Tragedia durante lo sciopero, 63enne ha un malore e muore davanti ai manifestanti

Tragedia durante lo sciopero, 63enne ha un malore e muore davanti ai manifestanti

Quando i soccorsi sono arrivati l’uomo era già morto


BARI – Tragedia questa mattina alla manifestazione di Cgil e Uil a Bari. Un 63enne è morto sul lungomare del capoluogo a causa di un infarto. L’uomo, di origini calabresi, era arrivato dalla provincia di Cosenza per partecipare allo sciopero generale organizzato in piazza della Libertà, a circa 600 metri di distanza rispetto al luogo dove l’uomo si è accasciato per il malore. A chiamare i soccorsi è stato un amico e compagno di viaggio che era con il 63enne.

LE TESTIMONIANZE: “SOCCORSI IN RITARDO”

Quando i soccorsi sono arrivati l’uomo era già morto. “Purtroppo – riferisce Angelo Sposato, segretario della Cgil Calabria – ci dicono che i soccorsi sono arrivati con molto ritardo, ci riferiscono tra 40 e 50 minuti dopo”. Secondo le prime ricostruzioni e le testimonianze di alcuni manifestanti, infatti, pare che l’ambulanza ci abbia messo circa mezz’ora per prestare i soccorsi. Non è escluso che, sui tempi di intervento abbia anche inciso la viabilità rimodulata, in queste ore, proprio per consentire lo svolgimento della manifestazione a cui hanno partecipato lavoratori provenienti da tutta la Puglia oltre che da Calabria e Basilicata. L’area della tragedia è stata al momento transennata e sul posto ci sono gli agenti della Polizia di stato e della Municipale.
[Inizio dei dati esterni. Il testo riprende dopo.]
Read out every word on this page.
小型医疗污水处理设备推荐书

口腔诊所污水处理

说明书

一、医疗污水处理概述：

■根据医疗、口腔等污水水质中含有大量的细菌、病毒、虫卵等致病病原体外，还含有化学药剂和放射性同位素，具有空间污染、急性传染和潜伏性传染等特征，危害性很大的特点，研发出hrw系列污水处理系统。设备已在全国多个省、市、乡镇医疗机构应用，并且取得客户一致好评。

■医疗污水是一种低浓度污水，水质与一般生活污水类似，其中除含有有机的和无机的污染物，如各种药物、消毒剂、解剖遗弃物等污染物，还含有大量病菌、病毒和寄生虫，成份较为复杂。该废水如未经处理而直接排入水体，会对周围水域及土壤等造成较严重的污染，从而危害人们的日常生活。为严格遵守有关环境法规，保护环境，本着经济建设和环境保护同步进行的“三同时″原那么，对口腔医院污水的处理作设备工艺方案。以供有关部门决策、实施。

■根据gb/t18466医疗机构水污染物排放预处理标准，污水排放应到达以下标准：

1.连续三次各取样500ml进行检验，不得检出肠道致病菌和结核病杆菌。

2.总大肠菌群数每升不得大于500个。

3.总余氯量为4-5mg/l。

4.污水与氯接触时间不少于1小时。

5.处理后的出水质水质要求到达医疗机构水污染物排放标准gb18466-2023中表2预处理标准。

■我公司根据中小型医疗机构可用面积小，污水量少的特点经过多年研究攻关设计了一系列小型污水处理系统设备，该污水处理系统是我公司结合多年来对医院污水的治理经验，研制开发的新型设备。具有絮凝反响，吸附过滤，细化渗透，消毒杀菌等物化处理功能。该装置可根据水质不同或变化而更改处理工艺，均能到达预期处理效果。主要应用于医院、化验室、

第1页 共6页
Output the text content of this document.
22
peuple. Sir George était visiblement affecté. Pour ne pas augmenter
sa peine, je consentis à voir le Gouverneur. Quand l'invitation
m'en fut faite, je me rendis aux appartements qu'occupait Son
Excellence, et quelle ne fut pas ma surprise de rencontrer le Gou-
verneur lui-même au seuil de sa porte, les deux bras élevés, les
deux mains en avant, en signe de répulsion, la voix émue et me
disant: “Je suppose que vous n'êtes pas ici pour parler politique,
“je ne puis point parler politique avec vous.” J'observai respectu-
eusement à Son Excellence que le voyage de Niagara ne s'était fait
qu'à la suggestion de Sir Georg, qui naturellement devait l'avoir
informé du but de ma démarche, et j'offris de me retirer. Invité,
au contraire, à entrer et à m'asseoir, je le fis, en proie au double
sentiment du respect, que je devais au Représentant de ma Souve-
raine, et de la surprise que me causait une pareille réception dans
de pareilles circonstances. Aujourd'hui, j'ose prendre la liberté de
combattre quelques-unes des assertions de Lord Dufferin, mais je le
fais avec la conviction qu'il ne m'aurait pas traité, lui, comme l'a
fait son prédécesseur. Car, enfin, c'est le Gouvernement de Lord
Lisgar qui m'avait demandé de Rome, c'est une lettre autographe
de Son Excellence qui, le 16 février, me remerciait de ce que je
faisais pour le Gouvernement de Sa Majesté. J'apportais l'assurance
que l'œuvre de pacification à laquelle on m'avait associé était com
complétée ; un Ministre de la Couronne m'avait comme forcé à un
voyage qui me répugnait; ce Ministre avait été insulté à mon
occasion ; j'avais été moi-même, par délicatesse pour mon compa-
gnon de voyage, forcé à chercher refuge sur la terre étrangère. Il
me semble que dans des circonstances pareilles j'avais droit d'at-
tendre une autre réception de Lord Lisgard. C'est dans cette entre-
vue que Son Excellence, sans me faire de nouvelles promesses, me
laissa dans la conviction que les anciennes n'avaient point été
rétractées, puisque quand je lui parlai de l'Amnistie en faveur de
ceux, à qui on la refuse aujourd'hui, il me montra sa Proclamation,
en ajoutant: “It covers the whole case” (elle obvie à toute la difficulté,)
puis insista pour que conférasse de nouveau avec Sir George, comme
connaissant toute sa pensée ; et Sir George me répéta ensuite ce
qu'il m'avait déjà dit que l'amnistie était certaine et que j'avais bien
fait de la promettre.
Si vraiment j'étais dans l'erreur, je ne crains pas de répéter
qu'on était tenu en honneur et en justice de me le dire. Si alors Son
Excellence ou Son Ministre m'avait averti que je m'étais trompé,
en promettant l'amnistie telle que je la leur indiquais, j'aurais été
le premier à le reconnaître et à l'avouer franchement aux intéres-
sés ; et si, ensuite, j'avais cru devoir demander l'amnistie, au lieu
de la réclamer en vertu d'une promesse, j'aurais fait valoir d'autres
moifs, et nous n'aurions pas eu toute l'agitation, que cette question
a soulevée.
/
LA MANIFESTAZIONE CONTRO LE MISURE DI GOVERNO

Alla manifestazione hanno aderito migliaia di lavoratori provenienti da Puglia, Basilicata, Calabria e Molise: nel mirino le misure inserite nella manovra finanziaria del Governo che ritengono “inadeguata”. Hanno partecipato i segretari nazionali di Cgil e Uil, Gianna Fracassi e Domenico Proietti. Fracassi ha spiegato che i sindacati non possono accontentarsi di “un accordo sul fisco che dà pochissimo ai redditi bassi e medio-bassi e siamo stupiti dal fatto che il Governo si stupisca dello sciopero: siamo in piazza per questioni molto concrete che si chiamano fisco, contrasto alla precarietà, pensioni, crisi industriali. E aggiungo il Mezzogiorno che è scomparso dall’agenda politica”. “In piazza oggi – ha concluso – ci sono lavoratori, pensionati e tanti studenti, sono il Paese in carne e ossa, ascoltatelo”. Per Proietti “l’obiettivo dello sciopero è cambiare la legge di Bilancio che non è adeguata agli interessi del Paese”. “La ripresa in atto – ha evidenziato – produce occupazione ancora una volta flessibile e instabile; poi c’è la riforma fiscale che è solo un aggiustamento delle aliquote che concentra sette miliardi nella fascia di reddito tra 40 e 50mila euro, ma l’85% dei lavoratori e dei pensionati sono sotto la soglia dei 35mila euro”. “L’altro grande tema è quello delle pensioni. Dobbiamo reintrodurre – ha concluso – una flessibilità di accesso più diffusa: nella legge di Bilancio c’è un pezzetto di allargamento dell’Ape sociale ma non ci sono le risorse per rendere esigibile questo diritto dei lavoratori”.